Why is your user account the primary group of the file, even though
your user token definitely has "None" (513) as its primary group?
How did it get there?

I don't have a clue. You're the expert. :)

The ACLs are a little different between the Microsoft Account and the
regular local account. But, if anything, it's the regular one that looks odd
to me.

Microsoft Account:
$ icacls bar
bar WIN8-VM\Chris:(R,D,WDAC,WO,WA)
     Everyone:(Rc,S,RA)
     NT AUTHORITY\Authenticated Users:(M)


Local account:
$ icacls foo
foo WIN8-VM\cjb:(R,D,WDAC,WO,WA)
     WIN8-VM\None:(Rc,S,RA)
     Everyone:(Rc,S,RA)

Why does the local account have None permissions, and not Authenticated Users?

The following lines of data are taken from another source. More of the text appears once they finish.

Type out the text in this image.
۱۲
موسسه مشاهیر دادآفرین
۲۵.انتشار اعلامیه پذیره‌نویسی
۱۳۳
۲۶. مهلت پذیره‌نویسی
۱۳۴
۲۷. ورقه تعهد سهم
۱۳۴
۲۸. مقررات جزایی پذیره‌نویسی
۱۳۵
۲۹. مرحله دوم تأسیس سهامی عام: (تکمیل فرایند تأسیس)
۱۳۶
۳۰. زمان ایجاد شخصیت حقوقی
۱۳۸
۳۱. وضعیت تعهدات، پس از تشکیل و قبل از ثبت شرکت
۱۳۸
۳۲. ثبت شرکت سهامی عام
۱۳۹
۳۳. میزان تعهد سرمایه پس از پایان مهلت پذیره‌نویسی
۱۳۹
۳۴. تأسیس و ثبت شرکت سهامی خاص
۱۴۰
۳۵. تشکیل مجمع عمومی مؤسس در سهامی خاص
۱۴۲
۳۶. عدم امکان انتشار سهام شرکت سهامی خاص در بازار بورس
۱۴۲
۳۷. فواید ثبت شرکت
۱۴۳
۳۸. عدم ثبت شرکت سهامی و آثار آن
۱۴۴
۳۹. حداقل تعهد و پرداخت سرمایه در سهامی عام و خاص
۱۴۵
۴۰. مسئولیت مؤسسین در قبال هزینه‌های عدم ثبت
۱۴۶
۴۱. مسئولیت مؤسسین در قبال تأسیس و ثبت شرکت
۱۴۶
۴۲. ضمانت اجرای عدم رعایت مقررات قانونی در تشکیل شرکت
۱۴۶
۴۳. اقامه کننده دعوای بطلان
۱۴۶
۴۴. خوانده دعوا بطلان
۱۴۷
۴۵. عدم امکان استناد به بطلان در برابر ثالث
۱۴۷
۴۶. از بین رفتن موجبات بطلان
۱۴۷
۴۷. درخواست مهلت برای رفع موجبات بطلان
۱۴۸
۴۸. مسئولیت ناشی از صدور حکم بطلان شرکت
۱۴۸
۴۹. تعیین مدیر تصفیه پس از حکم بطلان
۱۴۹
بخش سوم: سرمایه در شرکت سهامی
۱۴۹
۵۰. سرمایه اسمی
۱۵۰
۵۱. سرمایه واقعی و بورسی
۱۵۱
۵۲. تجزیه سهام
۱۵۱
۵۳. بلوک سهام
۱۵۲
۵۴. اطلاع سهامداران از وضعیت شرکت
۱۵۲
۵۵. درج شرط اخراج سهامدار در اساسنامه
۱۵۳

POSIX permissions are user, group, other.  For your local account, that's
user = cib, group = None, other = Everyone.  Of course, I'm assuming that
foo was made using Cygwin utilities...

I'm wondering if we're getting the user id as the group for the MS
Account because there is no group id.  Chris, what does 'id' for
each of these accounts look like and is the group id (assuming they
are different that the user id) in there?


--
Larry

_____________________________________________________________________

A: Yes.
> Q: Are you sure?
>> A: Because it reverses the logical flow of conversation.
>>> Q: Why is top posting annoying in email?